Kayvon Thibodeaux of the New York Giants celebrates after defeating...

Kayvon Thibodeaux of the New York Giants celebrates after defeating the Baltimore Ravens at MetLife Stadium on Sunday, Oct. 16, 2022. Credit: Jim McIsaac

Kayvon Thibodeaux was so overcome by the way Sunday’s game ended, he could not contain his emotions.

He’d waited his whole life to get into the league, then waited longer than he thought he’d have to for his first sack.

It finally came on Sunday.

It wasn’t just that he recorded it, though. It was the when and the how.

It came after the Giants had scored to take the lead over the Ravens, with Thibodeaux pushing through with a second effort to catch up to slippery Lamar Jackson and punch the ball out of his hands. Leonard Williams recovered the loose ball with 1:30 left to seal the 24-20 win.

“Now I’m in the NFL,” Thibodeaux said. “It was the greatest moment.”

So great, in fact, that as the team spilled onto the field to celebrate another improbable victory, Thibodeaux couldn’t help himself.

He wept.

Teammate and mentor Jihad Ward rolled his eyes upon hearing of the tears. “He’s a nut,” he said.

Williams wasn’t surprised to hear about the crying.

“I love that guy,” he said.

As for Thibodeaux, he made no apologies.

“Cool guys cry, too.”

The Giants didn’t draft him to be an emotional wreck, though. They brought him here to wreck games. Sunday was the first glimpse of that power.

Great pass rushers are like great relief pitchers minus the hyped-up walk-in music. They show up late and make a final lasting impact on the outcome. That’s something the Giants haven’t had for a number of years, an edge rusher they could rely on to slam the door closed with the game hanging in the balance. A guy who comes up huge in huge moments.

On Sunday, Thibodeaux filled that role for the first time in his short career with the Giants.

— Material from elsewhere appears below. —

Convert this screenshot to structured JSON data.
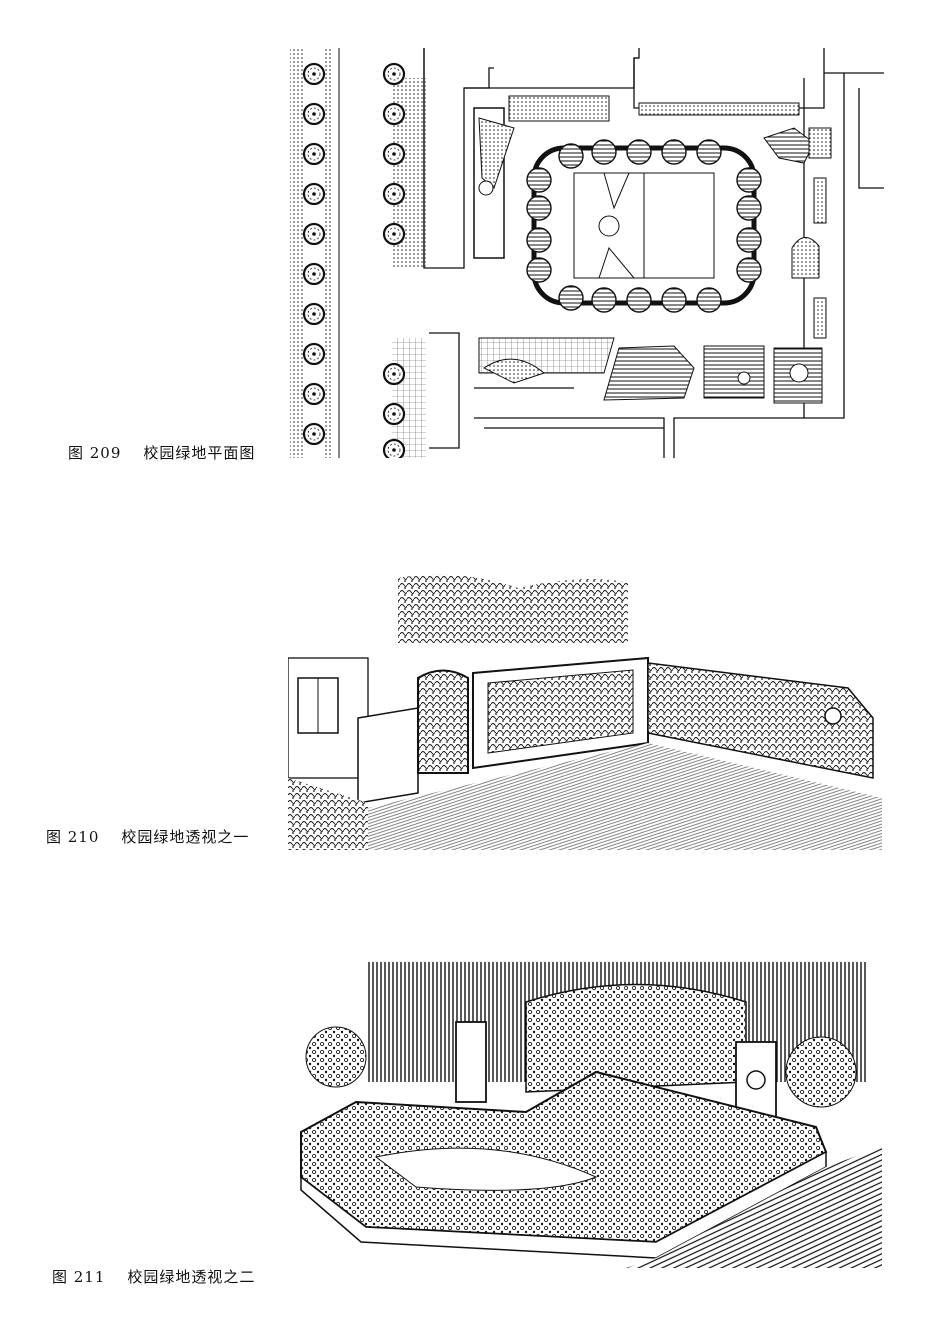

He was the closer. He not only got his first sack but recorded his first save.

“This is what they pay me to be there for,” Thibodeaux said. “The fact I was able to get that done, it’s a great feeling.”

Timmy Trumpet doesn’t have a baseball team to glom onto for a few more months. Maybe he’d like to jump on this Giants bandwagon and toot for Thibodeaux?

Maybe those first few weeks of coming close to recording his first career sack but not quite reaching the stat sheet were, like so many other magical elements of this team, somehow meant to be.

Lots of players record sacks and plenty of rookies register their first ones each week. They come in all kinds of moments: early in games, in losses, in blowout wins.

None of that would suit Thibodeaux. His first needed to be as emphatic as he is, as gaudy as the bejeweled hunk of gold he hung from his neck in the postgame locker room as if he were in a one-man Olympic medal ceremony with his own anthem playing.

It needed to be as loud as the hooting that began in one corner of the locker room for Thibodeaux when he was surrounded by reporters, howling and woofing that he himself joined in with in the middle of an answer before picking up right where he left off after the celebration.

It needed to come with the game teetering. It needed to be a result-influencing sack. It needed to be big.

It was all of that.

While he was walking out of the stadium, Giants radio analyst and Ring of Honor linebacker Carl Banks was asked if he remembered his first NFL sack in relation to Thibodeaux’s. He did, of course.

“But it wasn’t as dramatic as that,” he said.

Banks wasn’t as dramatic a player. Or a person. Few are.

After the locker room show was over and all the cameras and microphones were put away, Thibodeaux walked out of the room with a football nestled under his arm. It was the one he punched out of Jackson’s hands.

Williams recovered it, but Thibodeaux wound up with it in the end.

“I let him have it,” Williams said. “I recovered it, but I’ve recovered fumbles before, and this was his first sack in his NFL career. A game-winning sack. Those are rare. I think it means a lot more to him.”

He didn’t see him crying. He had no idea.